Antidepressants and pre-term delivery; annual BP check?; stroke before age 50; niacin questioned; incretins and pancreatic disease
Meta-Analysis: Antidepressant Use During Pregnancy Increased Pre-Term Delivery
Women who continued use of antidepressant medications during their pregnancies had an increased risk for preterm delivery and low birth weight, according to a meta-analysis titled Selected Pregnancy and Delivery Outcomes After Exposure to Antidepressant Medication and published online in JAMA: Psychiatry. However, the researchers emphasized that the increased risk was small and that physicians and patients “must weigh the effect of untreated maternal depression against the potential adverse effects of antidepressant exposure.”
The researchers included 23 studies that reported outcomes associated with pharmacologic treatment during pregnancy.

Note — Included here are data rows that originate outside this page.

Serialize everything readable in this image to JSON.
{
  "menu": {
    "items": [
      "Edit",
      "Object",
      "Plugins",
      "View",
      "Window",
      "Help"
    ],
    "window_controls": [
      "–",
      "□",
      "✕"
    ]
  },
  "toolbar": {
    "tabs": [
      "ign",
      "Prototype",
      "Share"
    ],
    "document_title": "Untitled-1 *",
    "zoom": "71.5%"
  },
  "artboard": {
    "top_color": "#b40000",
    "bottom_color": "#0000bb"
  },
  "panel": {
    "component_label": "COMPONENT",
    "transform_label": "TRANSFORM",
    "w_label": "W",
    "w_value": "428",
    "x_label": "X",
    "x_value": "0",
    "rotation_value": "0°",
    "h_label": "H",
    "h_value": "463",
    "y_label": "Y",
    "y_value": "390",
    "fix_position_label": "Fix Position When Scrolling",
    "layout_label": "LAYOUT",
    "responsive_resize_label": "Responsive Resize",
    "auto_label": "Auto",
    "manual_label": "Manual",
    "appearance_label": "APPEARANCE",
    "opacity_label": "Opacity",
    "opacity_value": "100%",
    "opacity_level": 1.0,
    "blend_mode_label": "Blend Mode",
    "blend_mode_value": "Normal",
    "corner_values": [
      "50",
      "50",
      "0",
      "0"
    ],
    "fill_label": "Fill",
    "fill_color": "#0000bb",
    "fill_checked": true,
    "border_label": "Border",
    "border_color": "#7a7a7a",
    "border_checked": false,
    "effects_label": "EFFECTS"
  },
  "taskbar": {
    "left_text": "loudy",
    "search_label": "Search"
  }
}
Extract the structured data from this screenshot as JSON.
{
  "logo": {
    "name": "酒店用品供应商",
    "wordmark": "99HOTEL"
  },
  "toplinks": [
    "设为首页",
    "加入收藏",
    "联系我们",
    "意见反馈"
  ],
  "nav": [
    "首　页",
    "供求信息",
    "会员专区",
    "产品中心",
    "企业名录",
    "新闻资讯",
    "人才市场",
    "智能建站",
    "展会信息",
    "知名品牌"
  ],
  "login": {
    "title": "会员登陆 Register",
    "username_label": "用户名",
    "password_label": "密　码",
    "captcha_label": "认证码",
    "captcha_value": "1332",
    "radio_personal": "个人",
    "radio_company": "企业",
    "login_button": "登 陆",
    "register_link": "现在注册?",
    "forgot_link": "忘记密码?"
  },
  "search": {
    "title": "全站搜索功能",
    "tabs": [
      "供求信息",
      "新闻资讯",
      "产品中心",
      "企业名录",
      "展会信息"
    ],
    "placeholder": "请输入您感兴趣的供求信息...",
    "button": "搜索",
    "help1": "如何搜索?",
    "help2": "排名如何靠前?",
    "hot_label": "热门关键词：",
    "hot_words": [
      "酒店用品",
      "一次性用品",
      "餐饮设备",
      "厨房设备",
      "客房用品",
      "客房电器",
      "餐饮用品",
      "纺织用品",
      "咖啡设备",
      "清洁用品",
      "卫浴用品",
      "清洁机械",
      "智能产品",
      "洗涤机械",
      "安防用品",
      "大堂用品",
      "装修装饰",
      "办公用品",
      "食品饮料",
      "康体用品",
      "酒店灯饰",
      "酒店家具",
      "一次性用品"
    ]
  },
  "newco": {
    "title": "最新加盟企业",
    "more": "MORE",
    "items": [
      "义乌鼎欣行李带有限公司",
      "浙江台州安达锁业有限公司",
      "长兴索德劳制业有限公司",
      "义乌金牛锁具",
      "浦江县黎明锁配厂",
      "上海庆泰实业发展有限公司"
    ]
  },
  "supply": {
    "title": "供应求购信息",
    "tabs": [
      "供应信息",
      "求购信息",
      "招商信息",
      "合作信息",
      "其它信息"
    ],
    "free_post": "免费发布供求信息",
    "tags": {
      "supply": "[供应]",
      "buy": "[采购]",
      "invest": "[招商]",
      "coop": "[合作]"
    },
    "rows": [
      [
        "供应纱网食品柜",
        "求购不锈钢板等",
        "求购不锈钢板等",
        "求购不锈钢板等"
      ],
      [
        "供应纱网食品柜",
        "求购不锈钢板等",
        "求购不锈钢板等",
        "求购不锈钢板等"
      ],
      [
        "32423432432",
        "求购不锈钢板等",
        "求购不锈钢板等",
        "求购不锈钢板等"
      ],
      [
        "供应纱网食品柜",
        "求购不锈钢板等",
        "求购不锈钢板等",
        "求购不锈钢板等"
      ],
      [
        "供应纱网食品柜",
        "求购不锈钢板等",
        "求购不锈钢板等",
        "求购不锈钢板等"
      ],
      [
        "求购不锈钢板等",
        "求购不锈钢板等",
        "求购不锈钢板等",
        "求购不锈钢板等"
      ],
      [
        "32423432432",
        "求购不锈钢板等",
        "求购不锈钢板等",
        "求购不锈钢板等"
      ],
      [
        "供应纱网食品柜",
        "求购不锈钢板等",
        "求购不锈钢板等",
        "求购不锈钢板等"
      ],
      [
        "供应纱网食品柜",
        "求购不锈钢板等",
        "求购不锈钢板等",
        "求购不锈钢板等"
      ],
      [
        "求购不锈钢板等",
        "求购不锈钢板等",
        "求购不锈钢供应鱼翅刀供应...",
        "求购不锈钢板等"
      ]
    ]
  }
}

Analysis of data from 13 studies that looked at the association between antidepressant use and preterm delivery, an increased pooled odds ratio of 1.55 (P<.001) for preterm delivery was found for women who used antidepressants compared with those who did not. A similar association was found for antidepressant use and risk for young gestational age, with women on antidepressants having a mean difference of -0.45 weeks (P<.001).
Finally, antidepressant use was associated with a mean difference of -74 grams birth weight compared to women who were not on antidepressants. However, when women on antidepressants were compared with women with depression no association with decreased birth weight was found.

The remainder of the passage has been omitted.